What Are Grubs?
Grubs are a common nuisance in Texas lawns. There are actually 100 different types of scarab beetles in Texas that have a similar lifecycle and designated as white grubs, grub worms, June bugs, or May beetles. These bugs are harmless to pets and humans other than being a nuisance. The adult beetle does no direct damage to any plant, but its larval form can do significant damage to root systems of warm season turf grasses, vegetables, and ornamental plants.
Plants damaged by grubs will have weak growth and low plant vigor. Damaged turf grass will exhibit weak growth and vigor and have irregular patches of dying or dead grass. Most damage is evidenced in late summer and fall when grubs are ½” to 1” long and drought stresses are at their peak. Most lawns that struggle in spring had most of the damage done the previous fall. If you can tug on your grass and it peels up like a carpet then you have a severe grub infestation. You can sample for grubs by digging at least 4-6 inches down into the soil around areas suspected for grubs. If you have more than 5 grubs per square foot then you have an infestation that justifies treatment.
To properly control and treat for grubs you need to understand their life cycle first. Adults will emerge from the ground in late spring to mate. Once mated, females go back into the ground and lay up to 30 eggs. The eggs hatch in about two weeks. Grubs go through three larval stages before they become adults. Two stages happen in the fall six weeks apart and then they hibernate during the cold winter months and spend most of the spring in the last stage before hatching out as adults in early summer.
Spring is the wrong time of the year to treat for grubs, and chemicals have little to no effectiveness when applied in spring. Garden centers and big box stores are doing you an injustice by selling you a grub killer in spring!
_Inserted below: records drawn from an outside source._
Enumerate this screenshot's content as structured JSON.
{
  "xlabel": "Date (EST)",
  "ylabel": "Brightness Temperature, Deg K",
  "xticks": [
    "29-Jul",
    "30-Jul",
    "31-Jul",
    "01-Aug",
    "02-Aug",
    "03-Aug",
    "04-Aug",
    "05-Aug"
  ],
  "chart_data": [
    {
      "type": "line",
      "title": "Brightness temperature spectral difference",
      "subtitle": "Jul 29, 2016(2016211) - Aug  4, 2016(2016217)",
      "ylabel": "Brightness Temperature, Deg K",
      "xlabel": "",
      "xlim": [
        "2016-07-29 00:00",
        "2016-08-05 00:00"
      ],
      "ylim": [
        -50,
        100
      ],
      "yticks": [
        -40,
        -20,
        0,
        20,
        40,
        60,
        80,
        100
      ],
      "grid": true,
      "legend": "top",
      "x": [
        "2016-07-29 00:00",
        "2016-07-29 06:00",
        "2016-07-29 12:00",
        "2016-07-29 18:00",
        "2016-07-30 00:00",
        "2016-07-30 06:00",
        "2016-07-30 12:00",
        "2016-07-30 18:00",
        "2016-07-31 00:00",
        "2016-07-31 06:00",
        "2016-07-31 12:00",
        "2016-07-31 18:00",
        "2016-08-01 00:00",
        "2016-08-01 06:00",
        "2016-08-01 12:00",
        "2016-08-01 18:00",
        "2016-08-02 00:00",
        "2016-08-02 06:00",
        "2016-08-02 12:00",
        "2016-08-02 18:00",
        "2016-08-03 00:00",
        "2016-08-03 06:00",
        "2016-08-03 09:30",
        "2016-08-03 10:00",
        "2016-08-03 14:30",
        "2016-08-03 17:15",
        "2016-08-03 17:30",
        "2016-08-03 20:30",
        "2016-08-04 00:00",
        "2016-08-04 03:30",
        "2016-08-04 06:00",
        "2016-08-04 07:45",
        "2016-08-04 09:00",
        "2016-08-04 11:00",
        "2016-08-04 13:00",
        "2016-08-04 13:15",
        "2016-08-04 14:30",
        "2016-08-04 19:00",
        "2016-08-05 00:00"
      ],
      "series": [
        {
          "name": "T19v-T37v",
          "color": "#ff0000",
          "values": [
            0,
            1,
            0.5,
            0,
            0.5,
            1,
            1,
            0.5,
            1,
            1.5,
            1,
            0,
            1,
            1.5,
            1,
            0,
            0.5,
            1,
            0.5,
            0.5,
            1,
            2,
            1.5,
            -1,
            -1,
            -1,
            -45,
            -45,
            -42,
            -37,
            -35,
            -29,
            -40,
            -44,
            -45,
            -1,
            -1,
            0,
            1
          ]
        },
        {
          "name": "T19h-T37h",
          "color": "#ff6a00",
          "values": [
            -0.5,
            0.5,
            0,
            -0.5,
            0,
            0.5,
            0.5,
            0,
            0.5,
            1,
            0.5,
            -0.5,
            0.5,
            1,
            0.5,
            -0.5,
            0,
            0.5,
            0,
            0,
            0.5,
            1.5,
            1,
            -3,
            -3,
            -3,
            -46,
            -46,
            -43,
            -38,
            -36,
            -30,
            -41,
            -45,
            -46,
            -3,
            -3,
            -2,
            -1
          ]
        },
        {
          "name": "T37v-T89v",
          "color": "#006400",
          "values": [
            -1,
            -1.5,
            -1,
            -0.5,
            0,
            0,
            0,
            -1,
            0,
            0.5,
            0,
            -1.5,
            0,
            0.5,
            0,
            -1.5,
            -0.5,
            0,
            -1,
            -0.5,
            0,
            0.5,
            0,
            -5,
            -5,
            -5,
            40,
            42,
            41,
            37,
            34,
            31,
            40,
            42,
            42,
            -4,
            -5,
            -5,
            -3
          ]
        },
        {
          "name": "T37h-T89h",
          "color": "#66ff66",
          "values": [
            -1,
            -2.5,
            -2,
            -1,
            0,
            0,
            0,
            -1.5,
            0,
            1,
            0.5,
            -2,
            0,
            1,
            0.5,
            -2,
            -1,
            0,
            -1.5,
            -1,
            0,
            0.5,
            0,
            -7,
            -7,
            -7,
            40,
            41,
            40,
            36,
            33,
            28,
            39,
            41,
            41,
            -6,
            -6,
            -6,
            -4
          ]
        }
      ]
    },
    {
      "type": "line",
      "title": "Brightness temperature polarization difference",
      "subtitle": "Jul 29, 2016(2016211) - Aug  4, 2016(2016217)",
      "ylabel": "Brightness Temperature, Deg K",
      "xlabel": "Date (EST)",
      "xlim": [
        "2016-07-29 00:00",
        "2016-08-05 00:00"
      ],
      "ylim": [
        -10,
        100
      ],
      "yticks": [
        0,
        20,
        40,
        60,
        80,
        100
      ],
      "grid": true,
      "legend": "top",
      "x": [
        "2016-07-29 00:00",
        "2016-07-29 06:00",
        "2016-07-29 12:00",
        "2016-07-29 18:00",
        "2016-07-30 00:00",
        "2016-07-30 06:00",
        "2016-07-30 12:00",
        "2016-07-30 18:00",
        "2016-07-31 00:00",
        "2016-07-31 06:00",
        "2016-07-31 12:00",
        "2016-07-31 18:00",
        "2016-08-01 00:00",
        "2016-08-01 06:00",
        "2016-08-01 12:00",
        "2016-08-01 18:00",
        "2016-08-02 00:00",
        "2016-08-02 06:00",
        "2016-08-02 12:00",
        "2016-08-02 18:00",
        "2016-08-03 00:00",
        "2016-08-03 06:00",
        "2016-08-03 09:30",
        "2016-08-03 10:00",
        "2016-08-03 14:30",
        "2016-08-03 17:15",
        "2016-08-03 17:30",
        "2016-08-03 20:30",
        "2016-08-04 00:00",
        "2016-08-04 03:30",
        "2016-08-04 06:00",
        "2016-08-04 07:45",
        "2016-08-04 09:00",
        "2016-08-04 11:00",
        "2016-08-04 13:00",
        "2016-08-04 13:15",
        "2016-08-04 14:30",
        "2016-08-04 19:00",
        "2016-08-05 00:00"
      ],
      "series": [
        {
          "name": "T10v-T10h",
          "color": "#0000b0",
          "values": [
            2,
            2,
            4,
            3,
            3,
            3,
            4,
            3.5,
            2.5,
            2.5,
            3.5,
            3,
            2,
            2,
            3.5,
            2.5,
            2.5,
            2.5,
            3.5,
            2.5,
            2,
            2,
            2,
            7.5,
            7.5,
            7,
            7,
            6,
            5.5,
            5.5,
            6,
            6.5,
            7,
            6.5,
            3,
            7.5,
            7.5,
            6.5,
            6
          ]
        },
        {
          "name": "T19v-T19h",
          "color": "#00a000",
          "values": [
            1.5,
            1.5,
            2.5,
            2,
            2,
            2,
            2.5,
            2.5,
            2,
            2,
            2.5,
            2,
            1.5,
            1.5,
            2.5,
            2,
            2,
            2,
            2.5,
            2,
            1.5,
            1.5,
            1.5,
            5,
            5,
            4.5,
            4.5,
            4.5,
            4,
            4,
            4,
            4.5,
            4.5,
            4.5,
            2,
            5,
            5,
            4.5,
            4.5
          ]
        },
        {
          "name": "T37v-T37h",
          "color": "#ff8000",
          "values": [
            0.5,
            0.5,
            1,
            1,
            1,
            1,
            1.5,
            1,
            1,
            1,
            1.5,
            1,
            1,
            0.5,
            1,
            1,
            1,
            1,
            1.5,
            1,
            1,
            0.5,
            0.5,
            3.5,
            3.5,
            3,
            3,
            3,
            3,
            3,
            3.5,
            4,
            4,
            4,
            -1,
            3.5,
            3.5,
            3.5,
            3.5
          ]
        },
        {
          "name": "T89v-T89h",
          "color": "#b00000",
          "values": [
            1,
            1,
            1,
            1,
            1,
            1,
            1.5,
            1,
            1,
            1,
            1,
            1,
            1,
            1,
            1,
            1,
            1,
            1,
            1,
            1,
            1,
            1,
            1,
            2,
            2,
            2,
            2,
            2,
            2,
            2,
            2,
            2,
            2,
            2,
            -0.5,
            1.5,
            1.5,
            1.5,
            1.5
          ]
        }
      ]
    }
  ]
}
Unfortunately, this is when homeowners will notice them while digging around or start to notice the damaging effects on lawns and they feel the need to treat then. Both chemical and biological methods of control are most effective when applied before they have reached ½” long. Late summer (July and early August), is the opportune time of the year to be treating for June bugs in Central Texas. Come see us today and we can help you to choose the correct grub control product for your lawn.
Unnecessary applications of chemicals can create more problems than they solve. Apply products in early morning or late evening as chemicals are broken down by UV light. Always water your product in well with the equivalent of ½” to 1” of rainfall. Heavy thatch will reduce the effectiveness of insecticides by preventing them from getting down into the soil profile where grubs are active. Consider renting a ‘dethatching machine’ or ‘aerating’ your lawn if thatch or compacted soils are an issue.